Getting a group of donors to participate in the partnership is beneficial. For instance, the IMF could ensure that all selected reforms comply with sound macroeconomic standards. The World Bank could ensure they correspond to good poverty reduction strategies and that they fit overall technical assistance strategies. The European Commission or other regional organization could guarantee that each proposed change is compliant with EC or WTO standards. The IFC, DFID, GTZ or USAID could participate in vetting the reforms against best practice legislation and good private sector development principles. Hence, a reform proposal, once out of the “production pipeline,” could become extremely resistant to political criticism, because the merits of the reform are backed-up by internationally vetted evidence and good practice.
Accolade and frustration of the international community during the Bulldozer Initiative in Bosnia and Herzegovina
“Other critics, primarily from international agencies, raised concern when the Bulldozer process started to tackle issues that clearly went out of the scope of the “micro-reforms” it had intended to process. When there were synergies between the development policies of the international agencies and the policy choices of the business community, donors were happy to use the Bulldozer as a platform to voice their concern with the government. In the case of Bulldozer Phase I Reform number 23, which addresses moving the point of collection for excisable tax, the OHR and IMF were happy to have the impetus come from local businesses, although this had long been an IMF policy objective. But this willingness to let the Bulldozer process lead structural policies was limited to the extent it promoted the International Community’s own agenda and priorities. A semi-crisis occurred, for instance, with Bulldozer Phase II Reform number 17, when the Bulldozer Committee on Agriculture decided to request an export ban on raw logs, until a new forestry certification mechanism would enable the export of wood while preserving both the local industry and the BiH ecosystem. Agreeing with the reform goal, which it had identified through consultations with the private sector, the World Bank opposed the approach of an export ban, as it contradicted its longer-term policy choice expressed in a Bank-funded multi-year forestry program. But despite this opposition, entrepreneurs decided to go for the quick solution of the ban and the reform was voted through as the international agencies no longer had veto power in the Plenary Sessions. [-]

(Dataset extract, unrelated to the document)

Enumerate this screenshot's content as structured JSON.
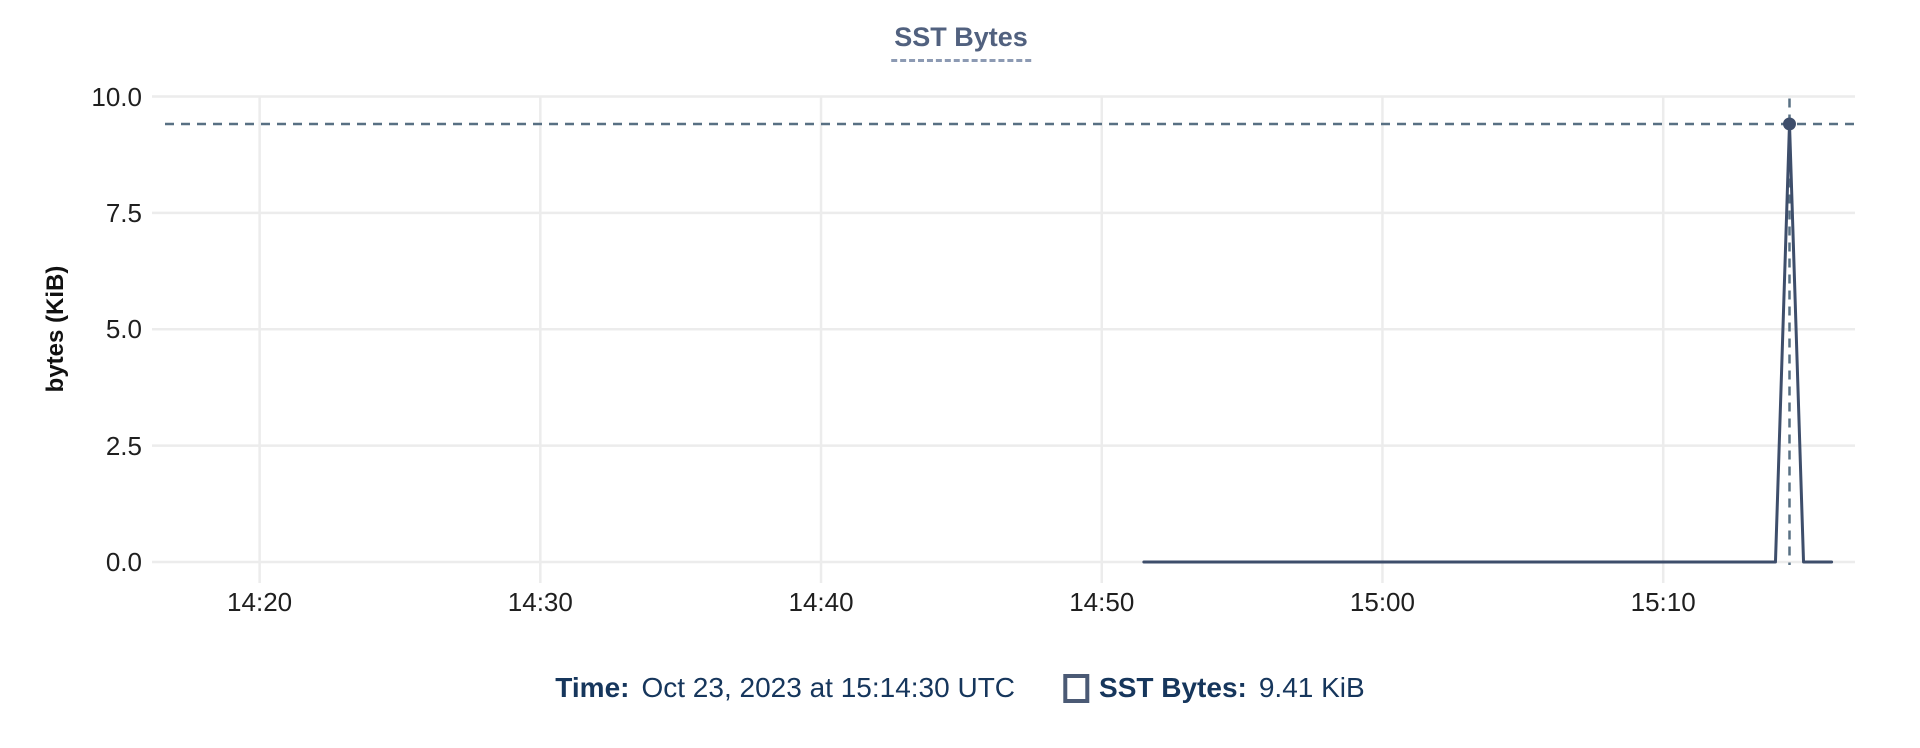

This example illustrates the limits of the [public-private dialogue] process. Even if it is sponsored by international agencies, such a process will always remain private sector driven in its approach and in the recommendations it makes. Whether the international agencies can live with the results is another question. But it must be borne in mind that such disagreements are the sign of a healthy democratic process. After all, one cannot wish to have a vibrant private sector advocacy process and at the same time expect it to remain on the sidelines, applauding politely every move made by internationals.”
Investment Climate Reform – Going the Last Mile: The Bulldozer Initiative in Bosnia and Herzegovina – Benjamin Herzberg, World Bank, Policy Research Working Paper Series with number 3390.

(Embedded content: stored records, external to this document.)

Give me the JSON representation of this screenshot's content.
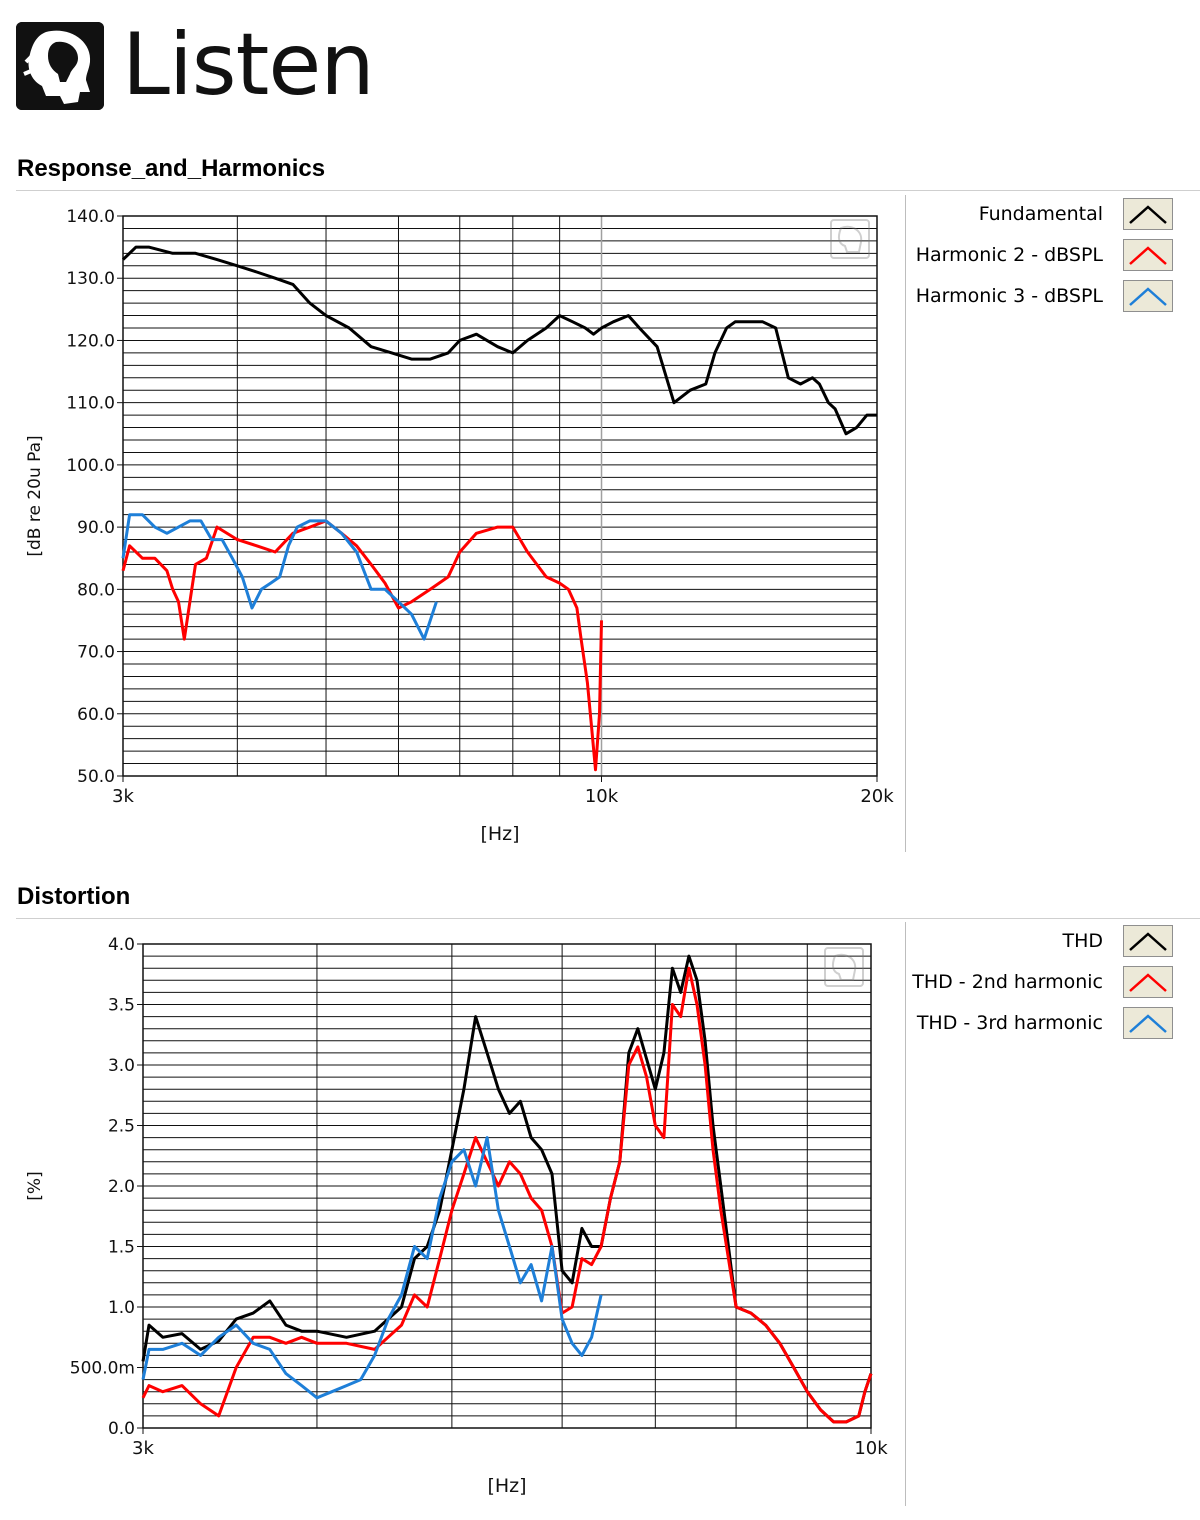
{
  "brand": {
    "name": "Listen",
    "icon": "head-silhouette-icon"
  },
  "panels": [
    {
      "title": "Response_and_Harmonics",
      "legend": [
        {
          "label": "Fundamental",
          "color": "#000000"
        },
        {
          "label": "Harmonic 2 - dBSPL",
          "color": "#ff0000"
        },
        {
          "label": "Harmonic 3 - dBSPL",
          "color": "#1e7fd8"
        }
      ]
    },
    {
      "title": "Distortion",
      "legend": [
        {
          "label": "THD",
          "color": "#000000"
        },
        {
          "label": "THD - 2nd harmonic",
          "color": "#ff0000"
        },
        {
          "label": "THD - 3rd harmonic",
          "color": "#1e7fd8"
        }
      ]
    }
  ],
  "chart_data": [
    {
      "type": "line",
      "title": "Response_and_Harmonics",
      "xlabel": "[Hz]",
      "ylabel": "[dB re 20u Pa]",
      "xscale": "log",
      "xlim": [
        3000,
        20000
      ],
      "ylim": [
        50,
        140
      ],
      "xticks": [
        3000,
        10000,
        20000
      ],
      "xtick_labels": [
        "3k",
        "10k",
        "20k"
      ],
      "yticks": [
        50,
        60,
        70,
        80,
        90,
        100,
        110,
        120,
        130,
        140
      ],
      "ytick_labels": [
        "50.0",
        "60.0",
        "70.0",
        "80.0",
        "90.0",
        "100.0",
        "110.0",
        "120.0",
        "130.0",
        "140.0"
      ],
      "grid": true,
      "legend_position": "right",
      "series": [
        {
          "name": "Fundamental",
          "color": "#000000",
          "x": [
            3000,
            3100,
            3200,
            3400,
            3600,
            3800,
            4000,
            4200,
            4400,
            4600,
            4800,
            5000,
            5300,
            5600,
            5900,
            6200,
            6500,
            6800,
            7000,
            7300,
            7700,
            8000,
            8300,
            8700,
            9000,
            9300,
            9600,
            9800,
            10000,
            10300,
            10700,
            11000,
            11500,
            12000,
            12500,
            13000,
            13300,
            13700,
            14000,
            14500,
            15000,
            15500,
            16000,
            16500,
            17000,
            17300,
            17700,
            18000,
            18500,
            19000,
            19500,
            20000
          ],
          "y": [
            133,
            135,
            135,
            134,
            134,
            133,
            132,
            131,
            130,
            129,
            126,
            124,
            122,
            119,
            118,
            117,
            117,
            118,
            120,
            121,
            119,
            118,
            120,
            122,
            124,
            123,
            122,
            121,
            122,
            123,
            124,
            122,
            119,
            110,
            112,
            113,
            118,
            122,
            123,
            123,
            123,
            122,
            114,
            113,
            114,
            113,
            110,
            109,
            105,
            106,
            108,
            108
          ]
        },
        {
          "name": "Harmonic 2 - dBSPL",
          "color": "#ff0000",
          "x": [
            3000,
            3050,
            3150,
            3250,
            3350,
            3400,
            3450,
            3500,
            3600,
            3700,
            3800,
            4000,
            4200,
            4400,
            4600,
            4800,
            5000,
            5200,
            5400,
            5600,
            5800,
            6000,
            6200,
            6500,
            6800,
            7000,
            7300,
            7700,
            8000,
            8300,
            8700,
            9000,
            9200,
            9400,
            9500,
            9650,
            9750,
            9850,
            9950,
            10000
          ],
          "y": [
            83,
            87,
            85,
            85,
            83,
            80,
            78,
            72,
            84,
            85,
            90,
            88,
            87,
            86,
            89,
            90,
            91,
            89,
            87,
            84,
            81,
            77,
            78,
            80,
            82,
            86,
            89,
            90,
            90,
            86,
            82,
            81,
            80,
            77,
            72,
            65,
            58,
            51,
            60,
            75
          ]
        },
        {
          "name": "Harmonic 3 - dBSPL",
          "color": "#1e7fd8",
          "x": [
            3000,
            3050,
            3150,
            3250,
            3350,
            3450,
            3550,
            3650,
            3750,
            3850,
            3950,
            4050,
            4150,
            4250,
            4350,
            4450,
            4550,
            4650,
            4800,
            5000,
            5200,
            5400,
            5600,
            5800,
            6000,
            6200,
            6400,
            6600
          ],
          "y": [
            85,
            92,
            92,
            90,
            89,
            90,
            91,
            91,
            88,
            88,
            85,
            82,
            77,
            80,
            81,
            82,
            87,
            90,
            91,
            91,
            89,
            86,
            80,
            80,
            78,
            76,
            72,
            78
          ]
        }
      ]
    },
    {
      "type": "line",
      "title": "Distortion",
      "xlabel": "[Hz]",
      "ylabel": "[%]",
      "xscale": "log",
      "xlim": [
        3000,
        10000
      ],
      "ylim": [
        0,
        4
      ],
      "xticks": [
        3000,
        10000
      ],
      "xtick_labels": [
        "3k",
        "10k"
      ],
      "yticks": [
        0,
        0.5,
        1,
        1.5,
        2,
        2.5,
        3,
        3.5,
        4
      ],
      "ytick_labels": [
        "0.0",
        "500.0m",
        "1.0",
        "1.5",
        "2.0",
        "2.5",
        "3.0",
        "3.5",
        "4.0"
      ],
      "grid": true,
      "legend_position": "right",
      "series": [
        {
          "name": "THD",
          "color": "#000000",
          "x": [
            3000,
            3030,
            3100,
            3200,
            3300,
            3400,
            3500,
            3600,
            3700,
            3800,
            3900,
            4000,
            4200,
            4400,
            4600,
            4700,
            4800,
            4900,
            5000,
            5100,
            5200,
            5300,
            5400,
            5500,
            5600,
            5700,
            5800,
            5900,
            6000,
            6100,
            6200,
            6300,
            6400,
            6500,
            6600,
            6700,
            6800,
            6900,
            7000,
            7100,
            7200,
            7300,
            7400,
            7500,
            7600,
            7700,
            7800,
            8000,
            8200,
            8400,
            8600,
            8800,
            9000,
            9200,
            9400,
            9600,
            9800,
            9900,
            10000
          ],
          "y": [
            0.55,
            0.85,
            0.75,
            0.78,
            0.65,
            0.72,
            0.9,
            0.95,
            1.05,
            0.85,
            0.8,
            0.8,
            0.75,
            0.8,
            1.0,
            1.4,
            1.5,
            1.8,
            2.3,
            2.8,
            3.4,
            3.1,
            2.8,
            2.6,
            2.7,
            2.4,
            2.3,
            2.1,
            1.3,
            1.2,
            1.65,
            1.5,
            1.5,
            1.9,
            2.2,
            3.1,
            3.3,
            3.05,
            2.8,
            3.1,
            3.8,
            3.6,
            3.9,
            3.7,
            3.2,
            2.5,
            2.0,
            1.0,
            0.95,
            0.85,
            0.7,
            0.5,
            0.3,
            0.15,
            0.05,
            0.05,
            0.1,
            0.3,
            0.45
          ]
        },
        {
          "name": "THD - 2nd harmonic",
          "color": "#ff0000",
          "x": [
            3000,
            3030,
            3100,
            3200,
            3300,
            3400,
            3500,
            3600,
            3700,
            3800,
            3900,
            4000,
            4200,
            4400,
            4600,
            4700,
            4800,
            4900,
            5000,
            5100,
            5200,
            5300,
            5400,
            5500,
            5600,
            5700,
            5800,
            5900,
            6000,
            6100,
            6200,
            6300,
            6400,
            6500,
            6600,
            6700,
            6800,
            6900,
            7000,
            7100,
            7200,
            7300,
            7400,
            7500,
            7600,
            7700,
            7800,
            8000,
            8200,
            8400,
            8600,
            8800,
            9000,
            9200,
            9400,
            9600,
            9800,
            9900,
            10000
          ],
          "y": [
            0.25,
            0.35,
            0.3,
            0.35,
            0.2,
            0.1,
            0.5,
            0.75,
            0.75,
            0.7,
            0.75,
            0.7,
            0.7,
            0.65,
            0.85,
            1.1,
            1.0,
            1.4,
            1.8,
            2.1,
            2.4,
            2.2,
            2.0,
            2.2,
            2.1,
            1.9,
            1.8,
            1.5,
            0.95,
            1.0,
            1.4,
            1.35,
            1.5,
            1.9,
            2.2,
            3.0,
            3.15,
            2.9,
            2.5,
            2.4,
            3.5,
            3.4,
            3.8,
            3.5,
            3.0,
            2.3,
            1.8,
            1.0,
            0.95,
            0.85,
            0.7,
            0.5,
            0.3,
            0.15,
            0.05,
            0.05,
            0.1,
            0.3,
            0.45
          ]
        },
        {
          "name": "THD - 3rd harmonic",
          "color": "#1e7fd8",
          "x": [
            3000,
            3030,
            3100,
            3200,
            3300,
            3400,
            3500,
            3600,
            3700,
            3800,
            3900,
            4000,
            4100,
            4200,
            4300,
            4400,
            4500,
            4600,
            4700,
            4800,
            4900,
            5000,
            5100,
            5200,
            5300,
            5400,
            5500,
            5600,
            5700,
            5800,
            5900,
            6000,
            6100,
            6200,
            6300,
            6400
          ],
          "y": [
            0.4,
            0.65,
            0.65,
            0.7,
            0.6,
            0.75,
            0.85,
            0.7,
            0.65,
            0.45,
            0.35,
            0.25,
            0.3,
            0.35,
            0.4,
            0.6,
            0.9,
            1.1,
            1.5,
            1.4,
            1.9,
            2.2,
            2.3,
            2.0,
            2.4,
            1.8,
            1.5,
            1.2,
            1.35,
            1.05,
            1.5,
            0.9,
            0.7,
            0.6,
            0.75,
            1.1
          ]
        }
      ]
    }
  ]
}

But it is the participants who should set the pace – not the donors’ internal timetables. Donors should not impose their own agendas on PPD. Donors should not force PPD agendas into limited time horizons due to foreign aid procedures and restrictions. This can be reinforced if there is a lack of coordination within donors. Donor coordination is indeed paramount. Donors may do the most damage to PPD when they confuse participants through uncoordinated initiatives that tackle the same issues through parallel, isolated projects that soak up scarce human resources.
If reform proposals bear the legitimacy of local entrepreneurs’ demands and are vetted by international agencies, they have a stronger chance to get enacted and implemented.